Lebensmittel Praxis: "Imagewandel erforderlich"

Die Corona-Pandemie wirft ein Schlaglicht auf die großen Problemstellungen in der Fleischbranche, wie Management-Berater Otto Strecker im Interview erläutert.

Von Jens Hertling.

Welchen Herausforderungen muss sich die Fleischwirtschaft stellen?

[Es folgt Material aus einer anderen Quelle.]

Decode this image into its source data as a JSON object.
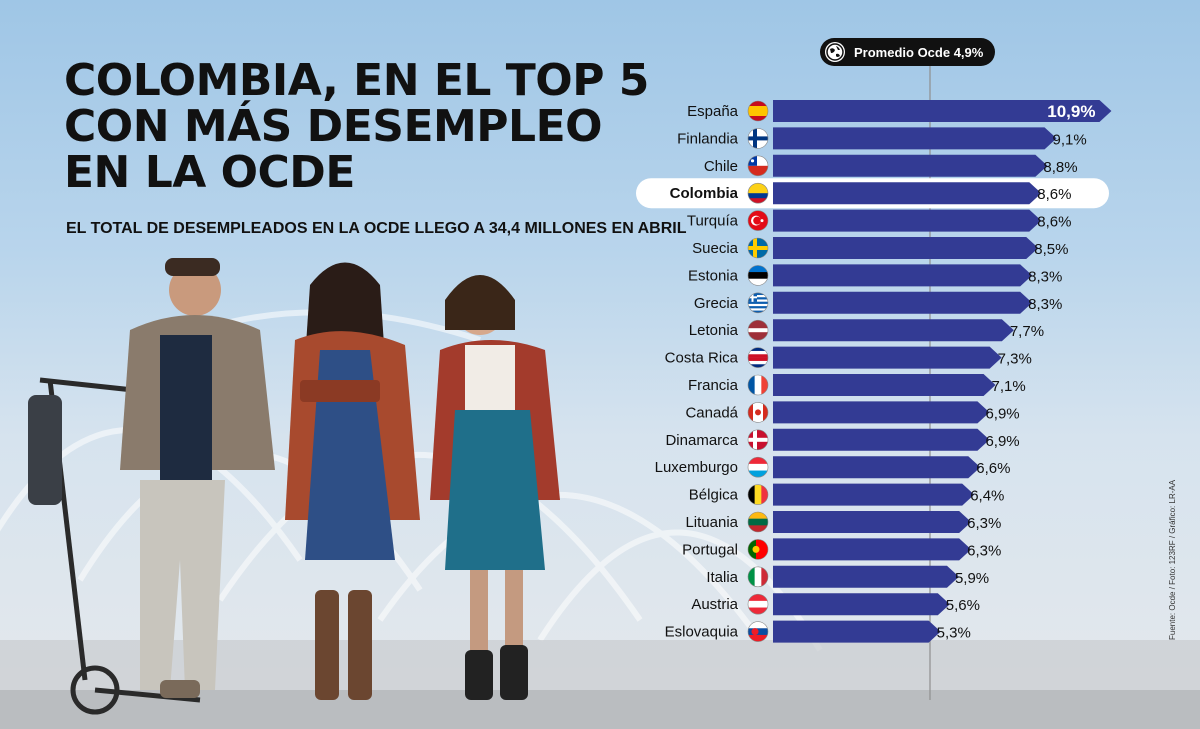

Otto Strecker: Die Covid-19 Pandemie lenkt die Aufmerksamkeit auf bereits lange bestehende Herausforderungen in der Fleischbranche. Neben wiederkehrenden Themen wie LEH-Marktmacht, Preisvolatilität, Tierwohl und Regionalität, rücken momentan die Arbeitsbedingungen und der Gesundheitsschutz der Mitarbeiter bedingt durch Corona-Hotspots in den Fokus der Öffentlichkeit. Insofern wird künftig die allgemeine arbeitsrechtliche Compliance von großer Bedeutung sein. Jedoch darf auch die Weiterentwicklung bestehender Hygienemaßnahmen sowie die Entwicklung von Pandemieplänen nicht vernachlässigt werden. Ebenso werden sich viele Betriebe in Bezug auf Beschaffungskanäle, Produktion und Vertriebswege neu positionieren müssen.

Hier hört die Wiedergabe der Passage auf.